I heard about the comment, but I never actually read/heard what was said. My assumption was that the comment was not made against the entire group, and unsurprisingly, I was correct. While it was not a smart thing to say regardless (smack talk your opponent, not the people you want to vote for you), the remark did specifically state "half of Trump's supporters".

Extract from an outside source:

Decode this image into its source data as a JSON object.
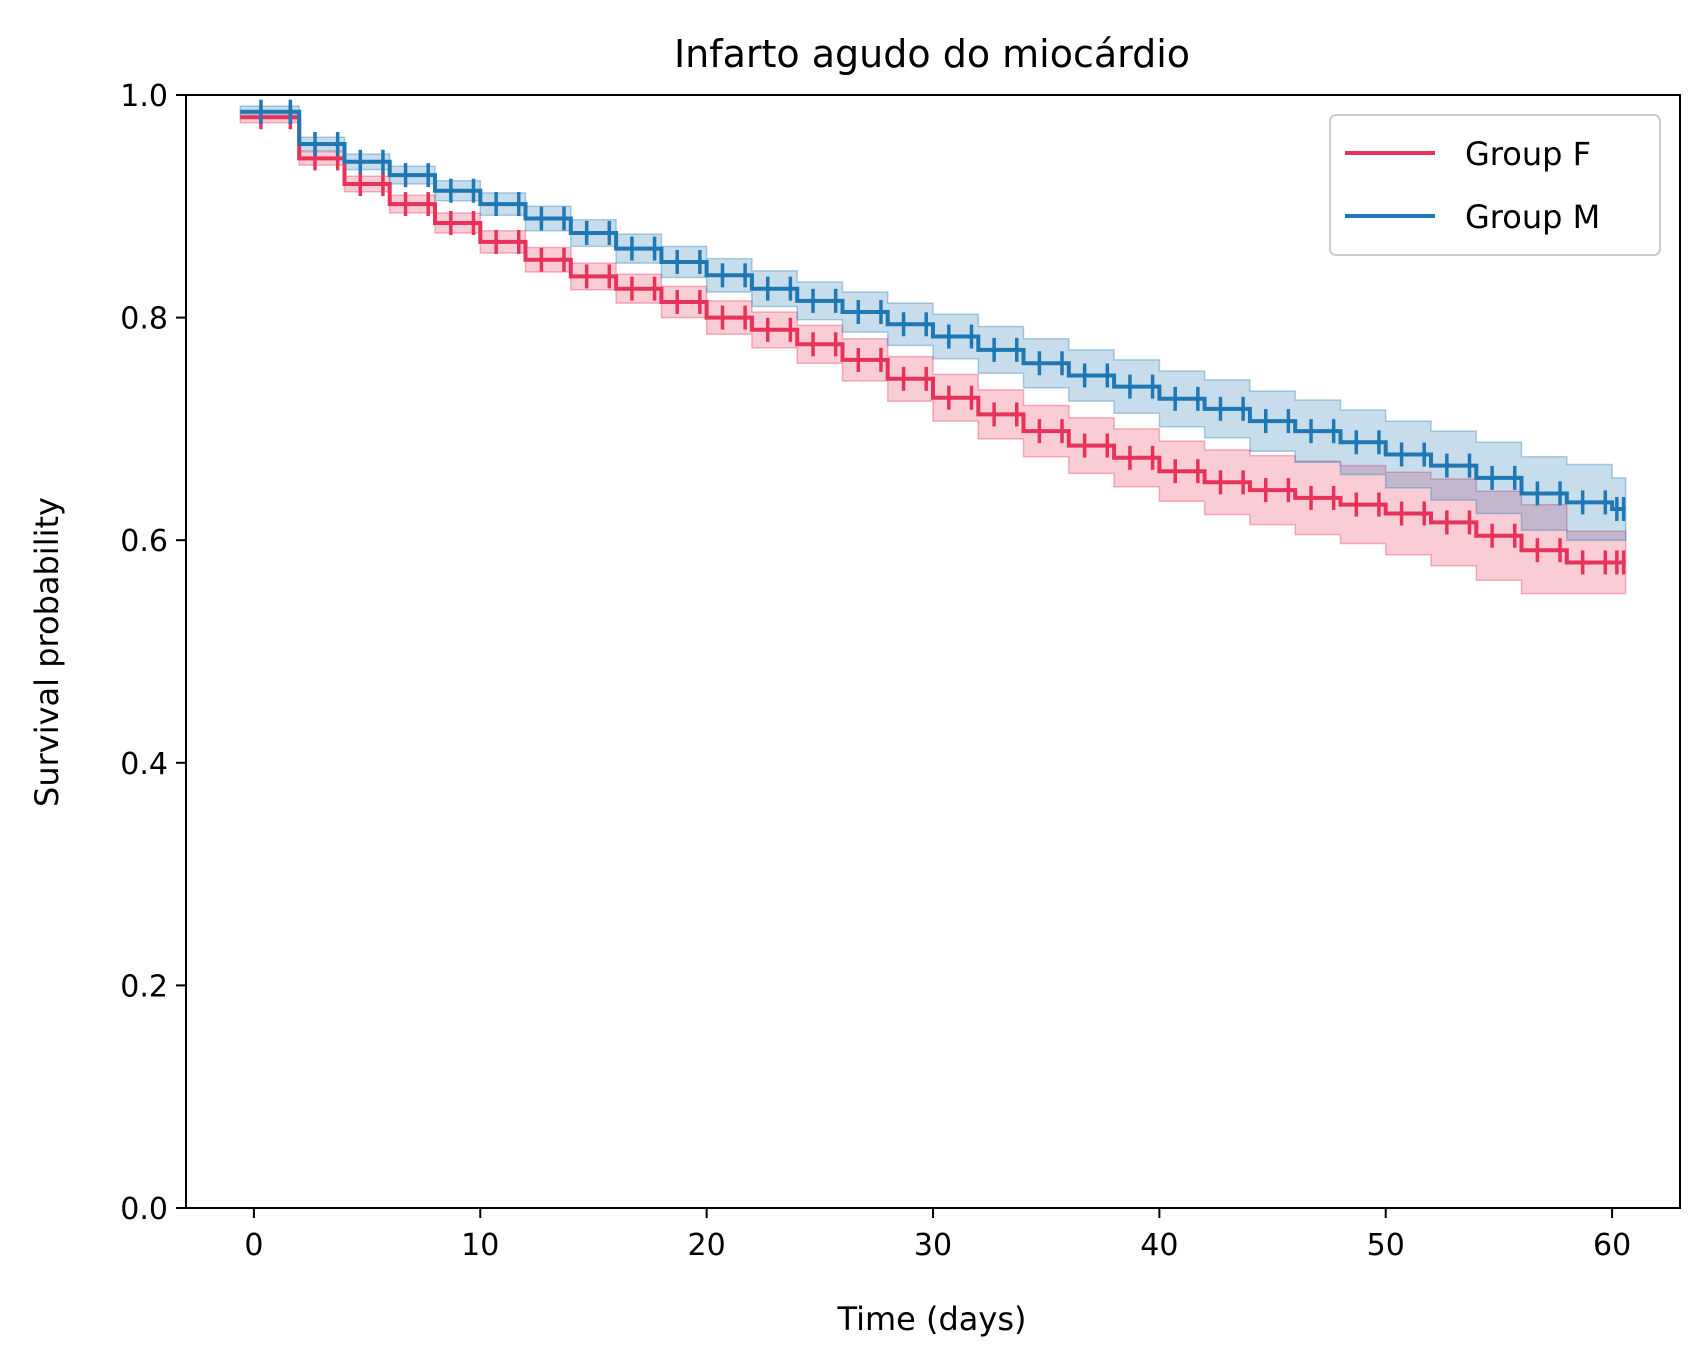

I find that this is an interesting problem that we have as humans, and it has been mirrored in many different aspects of media. I tend to watch a bit of game-oriented content on YouTube, and you won't believe how often I have to hear people toss out the obvious caveat of "this doesn't include all of you", because people
often think it does. It's strange that people can hear a negative remark about a part of a group that they're associated with, and get riled up regardless of whether or not the remark was even made
toward them. Thinking about it just now... it's most likely related to how we choose to identify ourselves by the choices we make and the groups we associate with. By attacking a part of the group, it's attacking what defines the identity of these people even though they are not racist, sexist, homophobic, xenophobic and/or Islamophobic. (Those being the things mentioned in the speech.)
Although, as someone that grew up in eastern Pennsylvania and now lives in the south, apart from Philadelphia and Pittsburgh, Pennsylvania seems far more like a southern state than anything. So, the push toward voting Republican doesn't surprise me much. It's really the large metropolitan areas that made it more of a Democrat state anyway.